Artist’s Statement

Artist’s Statement

Lisa Liske-Doorandish

 In the midst of 21st century life in the United States, where is the room for art? It is inside us, ready to be brought forth and manifested in time and space in a busy society. Our culture will pass it by unless we all as individuals steadfastly create the space for it as adults, and advocate for it in the lives of children.

My art is inextricably interwoven with helping to create that space in our society, which pushes back against the artist’s effort to give it room to flourish. In my own life, that of a cellist, the role of teacher and defender of the place of the arts in our lives goes hand in hand with my performing life. Though they complement each other, they also compete painfully for my time and attention, with one or the other claiming the greater part of my energy at any given time. This is all in the context of that art that engages and sometimes consumes most of us, the art of parenting. Certainly that art is the most common, and our legacy in that field of art will most certainly have a powerful effect through the ages though our names will probably not be associated with our contributions.

As a teacher, I take it as a privilege to have had the training and inclination to work with very young children and their parents to train up young artists and to help cultivate in the family an environment that nourishes the creative being. Likewise, I also work with adults who are seeking the fulfillment that a daily discipline in the arts provides. In the middle of that range are the teens, emerging from the protective nest of childhood, discovering for themselves the nature of their needs and the role of art in their sense of self-identity and growing independence.
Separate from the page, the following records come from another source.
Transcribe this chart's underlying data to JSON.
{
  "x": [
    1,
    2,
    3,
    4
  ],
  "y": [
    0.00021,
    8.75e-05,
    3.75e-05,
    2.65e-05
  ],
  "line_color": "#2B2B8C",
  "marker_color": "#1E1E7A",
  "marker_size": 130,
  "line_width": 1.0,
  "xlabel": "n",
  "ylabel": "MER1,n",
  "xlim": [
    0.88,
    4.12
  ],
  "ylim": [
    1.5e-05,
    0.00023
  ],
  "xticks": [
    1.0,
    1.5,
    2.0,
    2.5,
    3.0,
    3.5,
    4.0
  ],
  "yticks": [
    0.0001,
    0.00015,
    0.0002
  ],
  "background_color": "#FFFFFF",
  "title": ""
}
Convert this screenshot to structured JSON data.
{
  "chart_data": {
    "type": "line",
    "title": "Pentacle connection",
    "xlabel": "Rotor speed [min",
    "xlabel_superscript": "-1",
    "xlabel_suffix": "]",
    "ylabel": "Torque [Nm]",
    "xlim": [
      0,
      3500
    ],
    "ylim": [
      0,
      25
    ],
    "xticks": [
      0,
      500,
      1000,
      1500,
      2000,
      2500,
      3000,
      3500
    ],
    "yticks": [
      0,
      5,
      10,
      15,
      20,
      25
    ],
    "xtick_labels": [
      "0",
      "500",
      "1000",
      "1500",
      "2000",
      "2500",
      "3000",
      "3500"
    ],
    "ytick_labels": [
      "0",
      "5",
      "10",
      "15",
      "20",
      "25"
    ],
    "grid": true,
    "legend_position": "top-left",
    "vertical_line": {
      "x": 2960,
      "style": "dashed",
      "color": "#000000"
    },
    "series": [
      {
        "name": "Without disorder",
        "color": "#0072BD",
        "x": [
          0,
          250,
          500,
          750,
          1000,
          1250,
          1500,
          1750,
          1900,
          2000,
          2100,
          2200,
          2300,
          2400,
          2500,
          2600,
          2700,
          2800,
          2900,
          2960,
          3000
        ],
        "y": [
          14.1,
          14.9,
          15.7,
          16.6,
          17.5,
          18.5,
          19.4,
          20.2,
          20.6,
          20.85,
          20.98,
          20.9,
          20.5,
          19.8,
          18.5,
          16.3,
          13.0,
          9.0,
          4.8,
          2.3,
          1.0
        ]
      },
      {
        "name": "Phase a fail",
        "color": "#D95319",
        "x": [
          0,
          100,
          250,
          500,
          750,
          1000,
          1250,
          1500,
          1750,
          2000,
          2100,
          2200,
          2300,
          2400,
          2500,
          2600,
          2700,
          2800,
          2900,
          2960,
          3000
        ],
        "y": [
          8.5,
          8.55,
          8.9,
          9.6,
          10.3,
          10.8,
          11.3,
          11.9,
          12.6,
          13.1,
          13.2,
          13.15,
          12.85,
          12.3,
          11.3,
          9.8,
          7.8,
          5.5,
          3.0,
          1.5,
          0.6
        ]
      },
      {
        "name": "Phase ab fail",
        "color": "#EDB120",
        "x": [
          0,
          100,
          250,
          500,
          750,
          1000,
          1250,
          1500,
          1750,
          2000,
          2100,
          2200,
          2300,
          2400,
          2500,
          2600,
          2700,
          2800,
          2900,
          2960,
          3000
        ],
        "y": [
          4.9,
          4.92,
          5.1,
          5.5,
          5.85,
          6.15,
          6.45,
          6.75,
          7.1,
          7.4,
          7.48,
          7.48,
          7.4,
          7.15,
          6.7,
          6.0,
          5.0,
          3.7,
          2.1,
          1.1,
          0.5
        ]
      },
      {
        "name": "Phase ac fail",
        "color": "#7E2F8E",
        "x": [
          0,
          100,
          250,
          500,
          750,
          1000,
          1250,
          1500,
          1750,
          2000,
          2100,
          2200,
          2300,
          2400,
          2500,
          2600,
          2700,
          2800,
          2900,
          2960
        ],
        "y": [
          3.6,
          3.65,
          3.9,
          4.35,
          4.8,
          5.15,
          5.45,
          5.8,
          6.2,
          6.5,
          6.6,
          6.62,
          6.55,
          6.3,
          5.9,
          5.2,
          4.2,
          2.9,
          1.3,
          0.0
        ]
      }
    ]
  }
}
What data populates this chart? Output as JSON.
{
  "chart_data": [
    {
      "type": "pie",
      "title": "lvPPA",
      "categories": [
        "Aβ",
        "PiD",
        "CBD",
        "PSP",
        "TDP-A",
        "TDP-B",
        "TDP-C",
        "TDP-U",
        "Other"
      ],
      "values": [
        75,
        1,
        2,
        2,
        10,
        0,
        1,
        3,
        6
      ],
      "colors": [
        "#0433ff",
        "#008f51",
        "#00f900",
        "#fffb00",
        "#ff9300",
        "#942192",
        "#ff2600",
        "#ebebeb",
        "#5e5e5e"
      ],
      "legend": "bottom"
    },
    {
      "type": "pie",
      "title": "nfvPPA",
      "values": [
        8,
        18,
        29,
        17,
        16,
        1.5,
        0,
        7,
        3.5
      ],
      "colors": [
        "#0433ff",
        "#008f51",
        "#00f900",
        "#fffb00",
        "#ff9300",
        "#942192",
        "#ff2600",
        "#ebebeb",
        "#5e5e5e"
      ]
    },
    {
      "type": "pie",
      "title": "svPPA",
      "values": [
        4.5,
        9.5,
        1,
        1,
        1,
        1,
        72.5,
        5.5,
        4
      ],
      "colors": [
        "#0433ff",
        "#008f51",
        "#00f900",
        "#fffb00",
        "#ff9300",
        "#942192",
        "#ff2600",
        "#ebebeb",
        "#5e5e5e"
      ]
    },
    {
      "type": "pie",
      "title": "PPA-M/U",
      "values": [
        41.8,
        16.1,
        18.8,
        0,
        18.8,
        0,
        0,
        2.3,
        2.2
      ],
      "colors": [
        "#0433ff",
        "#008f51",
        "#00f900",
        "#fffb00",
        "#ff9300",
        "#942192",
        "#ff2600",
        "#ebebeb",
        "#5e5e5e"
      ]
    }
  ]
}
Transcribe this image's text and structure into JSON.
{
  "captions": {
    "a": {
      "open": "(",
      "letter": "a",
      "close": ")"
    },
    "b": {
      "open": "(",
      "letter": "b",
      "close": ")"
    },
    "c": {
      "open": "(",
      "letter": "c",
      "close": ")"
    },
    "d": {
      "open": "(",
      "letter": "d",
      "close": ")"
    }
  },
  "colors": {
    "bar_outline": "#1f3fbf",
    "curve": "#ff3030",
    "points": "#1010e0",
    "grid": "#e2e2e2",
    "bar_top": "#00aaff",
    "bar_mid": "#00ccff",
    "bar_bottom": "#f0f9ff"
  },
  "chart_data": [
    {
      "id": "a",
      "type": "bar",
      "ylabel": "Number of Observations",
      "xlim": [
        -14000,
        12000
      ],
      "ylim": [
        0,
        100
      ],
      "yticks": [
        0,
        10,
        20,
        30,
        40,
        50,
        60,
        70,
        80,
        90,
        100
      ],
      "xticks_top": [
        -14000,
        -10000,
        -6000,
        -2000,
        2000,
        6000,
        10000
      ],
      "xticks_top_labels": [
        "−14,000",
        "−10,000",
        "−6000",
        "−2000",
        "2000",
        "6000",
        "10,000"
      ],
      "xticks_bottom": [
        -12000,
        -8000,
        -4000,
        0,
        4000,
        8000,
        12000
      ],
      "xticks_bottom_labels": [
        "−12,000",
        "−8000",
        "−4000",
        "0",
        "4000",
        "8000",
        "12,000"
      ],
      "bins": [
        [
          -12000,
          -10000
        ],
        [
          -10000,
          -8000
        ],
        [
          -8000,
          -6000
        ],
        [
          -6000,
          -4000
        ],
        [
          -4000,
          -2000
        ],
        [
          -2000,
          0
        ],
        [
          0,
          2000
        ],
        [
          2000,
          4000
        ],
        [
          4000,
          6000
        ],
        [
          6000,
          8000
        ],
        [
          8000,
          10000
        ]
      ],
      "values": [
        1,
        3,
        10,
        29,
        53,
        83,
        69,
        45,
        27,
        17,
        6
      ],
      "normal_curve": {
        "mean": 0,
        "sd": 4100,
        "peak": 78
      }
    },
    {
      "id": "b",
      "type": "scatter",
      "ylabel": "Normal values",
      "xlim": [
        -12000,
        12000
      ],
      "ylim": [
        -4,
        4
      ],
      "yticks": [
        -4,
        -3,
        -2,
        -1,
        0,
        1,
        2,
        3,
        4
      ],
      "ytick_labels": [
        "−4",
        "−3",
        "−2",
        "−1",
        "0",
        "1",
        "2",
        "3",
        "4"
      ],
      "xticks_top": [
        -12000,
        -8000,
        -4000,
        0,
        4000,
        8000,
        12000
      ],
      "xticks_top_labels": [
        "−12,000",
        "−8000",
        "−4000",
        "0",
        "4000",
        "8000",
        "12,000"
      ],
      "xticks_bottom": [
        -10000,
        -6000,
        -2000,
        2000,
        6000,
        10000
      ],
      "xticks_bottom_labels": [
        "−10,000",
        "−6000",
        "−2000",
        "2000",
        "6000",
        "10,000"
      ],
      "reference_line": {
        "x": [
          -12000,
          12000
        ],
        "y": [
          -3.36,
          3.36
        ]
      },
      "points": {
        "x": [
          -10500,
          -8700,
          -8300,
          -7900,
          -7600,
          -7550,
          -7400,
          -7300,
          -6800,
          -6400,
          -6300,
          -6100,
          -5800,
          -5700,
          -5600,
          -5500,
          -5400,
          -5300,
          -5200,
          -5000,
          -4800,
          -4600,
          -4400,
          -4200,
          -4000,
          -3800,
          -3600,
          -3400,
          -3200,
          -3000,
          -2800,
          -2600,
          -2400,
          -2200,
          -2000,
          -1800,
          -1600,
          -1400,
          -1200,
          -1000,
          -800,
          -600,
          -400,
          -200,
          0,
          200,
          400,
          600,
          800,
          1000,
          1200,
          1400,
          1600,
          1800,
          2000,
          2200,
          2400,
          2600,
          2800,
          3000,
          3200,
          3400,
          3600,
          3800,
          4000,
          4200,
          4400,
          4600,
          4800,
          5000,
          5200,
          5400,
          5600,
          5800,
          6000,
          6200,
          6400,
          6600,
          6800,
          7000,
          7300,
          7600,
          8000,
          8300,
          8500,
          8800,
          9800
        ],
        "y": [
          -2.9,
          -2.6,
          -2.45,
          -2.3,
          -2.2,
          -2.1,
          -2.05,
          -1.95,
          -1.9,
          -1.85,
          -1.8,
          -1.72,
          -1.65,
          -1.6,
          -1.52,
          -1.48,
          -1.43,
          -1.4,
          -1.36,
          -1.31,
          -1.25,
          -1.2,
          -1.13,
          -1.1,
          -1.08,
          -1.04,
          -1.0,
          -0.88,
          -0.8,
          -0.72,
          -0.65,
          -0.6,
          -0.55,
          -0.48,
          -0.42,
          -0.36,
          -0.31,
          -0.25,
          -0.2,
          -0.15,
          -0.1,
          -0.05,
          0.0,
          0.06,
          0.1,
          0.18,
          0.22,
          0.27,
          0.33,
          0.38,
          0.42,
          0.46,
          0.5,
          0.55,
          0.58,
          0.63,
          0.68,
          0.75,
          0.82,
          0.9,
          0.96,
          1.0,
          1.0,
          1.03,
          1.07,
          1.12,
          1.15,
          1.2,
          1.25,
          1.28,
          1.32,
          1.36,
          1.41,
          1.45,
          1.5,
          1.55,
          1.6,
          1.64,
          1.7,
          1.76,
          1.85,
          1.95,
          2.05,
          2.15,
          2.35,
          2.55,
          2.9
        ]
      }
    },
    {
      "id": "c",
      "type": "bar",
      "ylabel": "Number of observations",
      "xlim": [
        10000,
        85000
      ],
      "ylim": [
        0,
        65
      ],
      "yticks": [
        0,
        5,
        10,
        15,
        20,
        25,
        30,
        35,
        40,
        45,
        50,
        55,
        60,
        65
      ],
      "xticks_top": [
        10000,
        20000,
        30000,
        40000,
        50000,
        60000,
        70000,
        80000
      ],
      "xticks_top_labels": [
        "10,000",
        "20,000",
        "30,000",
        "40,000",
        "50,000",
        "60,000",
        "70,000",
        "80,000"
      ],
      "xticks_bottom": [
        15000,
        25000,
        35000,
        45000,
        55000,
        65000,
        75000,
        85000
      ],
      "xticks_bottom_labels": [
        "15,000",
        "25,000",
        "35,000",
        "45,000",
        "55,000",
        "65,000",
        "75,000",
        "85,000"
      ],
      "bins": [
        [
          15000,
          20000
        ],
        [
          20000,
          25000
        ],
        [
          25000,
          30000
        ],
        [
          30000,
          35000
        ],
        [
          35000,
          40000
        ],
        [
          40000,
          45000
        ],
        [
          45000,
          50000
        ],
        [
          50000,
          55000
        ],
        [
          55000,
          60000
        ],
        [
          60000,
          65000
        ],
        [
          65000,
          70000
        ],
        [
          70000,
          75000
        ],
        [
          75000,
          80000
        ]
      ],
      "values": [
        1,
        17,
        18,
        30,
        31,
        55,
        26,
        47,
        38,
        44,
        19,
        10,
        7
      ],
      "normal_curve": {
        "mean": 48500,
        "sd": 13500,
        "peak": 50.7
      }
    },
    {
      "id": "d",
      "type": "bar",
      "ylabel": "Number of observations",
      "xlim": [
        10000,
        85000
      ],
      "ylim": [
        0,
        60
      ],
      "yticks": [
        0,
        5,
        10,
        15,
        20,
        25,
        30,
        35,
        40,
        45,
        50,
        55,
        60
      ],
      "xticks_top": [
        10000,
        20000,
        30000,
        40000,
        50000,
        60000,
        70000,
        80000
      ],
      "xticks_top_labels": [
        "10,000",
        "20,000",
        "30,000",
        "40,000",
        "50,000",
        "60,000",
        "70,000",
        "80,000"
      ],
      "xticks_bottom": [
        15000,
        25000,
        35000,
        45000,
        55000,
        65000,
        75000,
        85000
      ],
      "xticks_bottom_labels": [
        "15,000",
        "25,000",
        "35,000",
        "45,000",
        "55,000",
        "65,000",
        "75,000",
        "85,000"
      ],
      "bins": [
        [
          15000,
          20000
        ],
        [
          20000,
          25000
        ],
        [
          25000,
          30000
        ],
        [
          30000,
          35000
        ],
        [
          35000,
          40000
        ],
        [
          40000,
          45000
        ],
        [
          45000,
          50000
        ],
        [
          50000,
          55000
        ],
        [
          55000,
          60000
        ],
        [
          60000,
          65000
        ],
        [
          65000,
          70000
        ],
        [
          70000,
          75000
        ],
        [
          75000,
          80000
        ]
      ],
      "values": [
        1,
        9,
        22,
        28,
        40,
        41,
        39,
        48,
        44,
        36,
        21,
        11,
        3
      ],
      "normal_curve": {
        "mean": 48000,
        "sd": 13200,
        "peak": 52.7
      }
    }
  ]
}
Working with this age group is of particular interest to me as it is during this period that the emerging adults can most use the refuge and comfort and direction that come from discovering their interior worlds and relationship to the larger world through artistic pursuit. At this same time, this is the point at which children are most likely to say they wish to quit an artistic discipline begun in young childhood; if they believe that they do it only for their parents, they are likely to seek to reject it at this time. The task of handing teenagers a sense of their own agency and completion as they pursue their artistic discipline is one of the most crucial for adults involved in mentoring. The wellbeing of developing individuals depends upon it, as does the health of our society in coming generations.

For me as a mentor, working with this age group in transition from child to adult is one of great fulfillment, as I see young adults taking their work with music into their lives and thus into our future. It is also a place of artistic fulfillment for me, as these students are likely to be past their foundational technical training on their instruments, and able to begin to interact with the music and the craft of practice as creative agents.

My own training with some of the great musicians and teachers of our time, as well as my life as a solo and chamber musician have equipped me to work on the great music in the Western classical tradition. In addition, I have had the opportunity to work with musicians from North India, my first exposure to improvisation; with folk musicians; with contemporary composers; and with free improvisation. The pleasure of getting past the basic technique of our instruments and learning to work with a musical line in any of these genres is the heart of the art. In my teaching I feel a fulfillment unparalleled in working with emerging young musicians on this level, especially when I have had the privilege of being their teacher from their beginnings as four to six-year-old children. In the words of one of my mentors, Anthony Martin of the New Esterhazy Quartet, my goal is “to turn my students into colleagues as quickly as possible.”  Similarly, it is a great pleasure to help adults discover their artistic voice on this beautiful instrument.  Lifelong learning is potently rewarding in an artistic pursuit.